"To make great products:
Do machine learning like the great engineer you are, not like the great machine learning expert you aren’t."
Not sure if they are saying quality is an input to the spam classifier?
Instead the approach they suggest (from my quick read) is to not include any information in the quality ranking system about spam but rather allow the spam classifier/filter to deal with it on it's own terms.
This is almost an oxymoron :)
Play once had a table that was stale for 6 months,
and refreshing the table alone gave a boost of 2%
in install rate
If the ML system and the heuristic system are disagreeing in a lot of cases, you have a problem. (Or, for this example, the heuristic system just flags that the table hasn't been updated.)
These flagged items are the things you check _before_ exporting your model to production.
So between developing the heuristic system and chasing down regressions in unit testing, it turns out ML isn't going to save you 90% of your engineering time.
This should have been in guide somewhere. Makes a lot more sense than the "data not updated" example, which is a bit too narrow.

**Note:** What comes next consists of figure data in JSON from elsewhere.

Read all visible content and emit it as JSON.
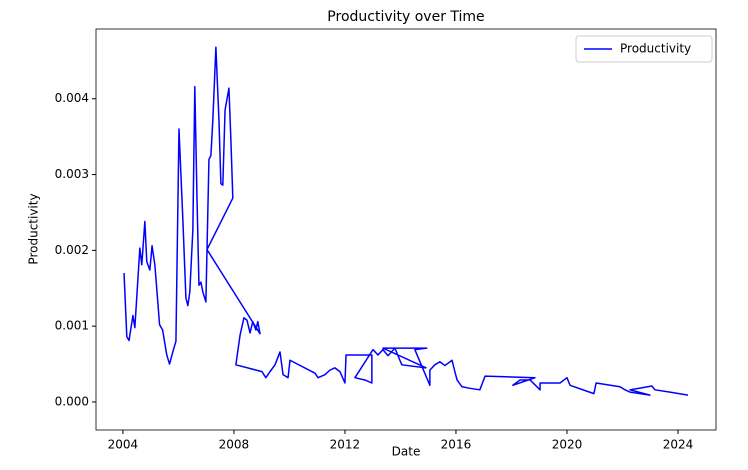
{
  "chart_data": {
    "type": "line",
    "title": "Productivity over Time",
    "xlabel": "Date",
    "ylabel": "Productivity",
    "x": [
      2004.04,
      2004.14,
      2004.22,
      2004.36,
      2004.43,
      2004.61,
      2004.68,
      2004.79,
      2004.86,
      2004.97,
      2005.05,
      2005.15,
      2005.25,
      2005.32,
      2005.43,
      2005.58,
      2005.68,
      2005.82,
      2005.91,
      2006.02,
      2006.16,
      2006.27,
      2006.34,
      2006.41,
      2006.52,
      2006.59,
      2006.67,
      2006.74,
      2006.81,
      2006.88,
      2006.99,
      2007.03,
      2007.1,
      2007.17,
      2007.24,
      2007.35,
      2007.46,
      2007.53,
      2007.6,
      2007.68,
      2007.82,
      2007.89,
      2007.96,
      2007.03,
      2008.94,
      2008.86,
      2008.79,
      2008.68,
      2008.58,
      2008.47,
      2008.36,
      2008.22,
      2008.07,
      2009.01,
      2009.15,
      2009.3,
      2009.48,
      2009.66,
      2009.77,
      2009.95,
      2010.02,
      2010.92,
      2011.03,
      2011.28,
      2011.46,
      2011.64,
      2011.82,
      2012.0,
      2012.04,
      2012.97,
      2012.97,
      2012.72,
      2012.36,
      2013.01,
      2013.19,
      2013.37,
      2013.55,
      2013.8,
      2013.98,
      2014.05,
      2014.92,
      2013.37,
      2014.95,
      2014.52,
      2015.06,
      2015.06,
      2015.24,
      2015.42,
      2015.6,
      2015.86,
      2015.96,
      2016.04,
      2016.22,
      2016.5,
      2016.86,
      2017.05,
      2018.85,
      2018.05,
      2018.31,
      2018.67,
      2019.03,
      2019.03,
      2019.75,
      2020.0,
      2020.11,
      2020.97,
      2021.05,
      2021.91,
      2022.09,
      2022.27,
      2022.99,
      2022.27,
      2023.06,
      2023.17,
      2023.71,
      2024.36
    ],
    "series": [
      {
        "name": "Productivity",
        "color": "#0000ff",
        "values": [
          0.0017,
          0.00086,
          0.00081,
          0.00114,
          0.00098,
          0.00203,
          0.00181,
          0.00238,
          0.00185,
          0.00174,
          0.00206,
          0.00181,
          0.00135,
          0.00102,
          0.00095,
          0.00062,
          0.0005,
          0.00069,
          0.0008,
          0.0036,
          0.0024,
          0.00137,
          0.00127,
          0.00145,
          0.00227,
          0.00416,
          0.00267,
          0.00154,
          0.00158,
          0.00145,
          0.00132,
          0.00201,
          0.0032,
          0.00325,
          0.00372,
          0.00468,
          0.00372,
          0.00288,
          0.00286,
          0.00385,
          0.00414,
          0.00346,
          0.00269,
          0.00201,
          0.0009,
          0.00106,
          0.00095,
          0.00106,
          0.00091,
          0.00108,
          0.00111,
          0.00088,
          0.00049,
          0.0004,
          0.00032,
          0.0004,
          0.00049,
          0.00066,
          0.00036,
          0.00032,
          0.00055,
          0.00038,
          0.00032,
          0.00036,
          0.00042,
          0.00045,
          0.0004,
          0.00025,
          0.00062,
          0.00062,
          0.00025,
          0.00029,
          0.00032,
          0.00069,
          0.00062,
          0.00069,
          0.00061,
          0.00071,
          0.00055,
          0.00049,
          0.00045,
          0.00071,
          0.00071,
          0.00069,
          0.00022,
          0.00042,
          0.00049,
          0.00053,
          0.00048,
          0.00055,
          0.0004,
          0.00029,
          0.0002,
          0.00018,
          0.00016,
          0.00034,
          0.00032,
          0.00022,
          0.00029,
          0.00029,
          0.00016,
          0.00025,
          0.00025,
          0.00032,
          0.00022,
          0.00011,
          0.00025,
          0.0002,
          0.00016,
          0.00013,
          9e-05,
          0.00016,
          0.00021,
          0.00016,
          0.00013,
          9e-05
        ]
      }
    ],
    "xlim": [
      2003.03,
      2025.37
    ],
    "ylim": [
      -0.00037,
      0.00492
    ],
    "xticks": [
      2004,
      2008,
      2012,
      2016,
      2020,
      2024
    ],
    "yticks": [
      {
        "value": 0,
        "label": "0.000"
      },
      {
        "value": 0.001,
        "label": "0.001"
      },
      {
        "value": 0.002,
        "label": "0.002"
      },
      {
        "value": 0.003,
        "label": "0.003"
      },
      {
        "value": 0.004,
        "label": "0.004"
      }
    ],
    "legend": "upper right"
  }
}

> So between developing the heuristic system and chasing down regressions in unit testing, it turns out ML isn't going to save you 90% of your engineering time.
There are 2 rules about whether to use ML. First, there has to be some underlying rules for the machine to learn. Second, you only want ML if it's harder to figure out the rules themselves.
Of course you can bend the second rule a bit if you are a ML expert (and maybe even have the heuristic system lying around already).
Note that the heuristic only needs to be just "good enough".
Example: If Netflix's recommendation service is unavailable, the system just shows a list of popular movies instead of the personalized recommendations.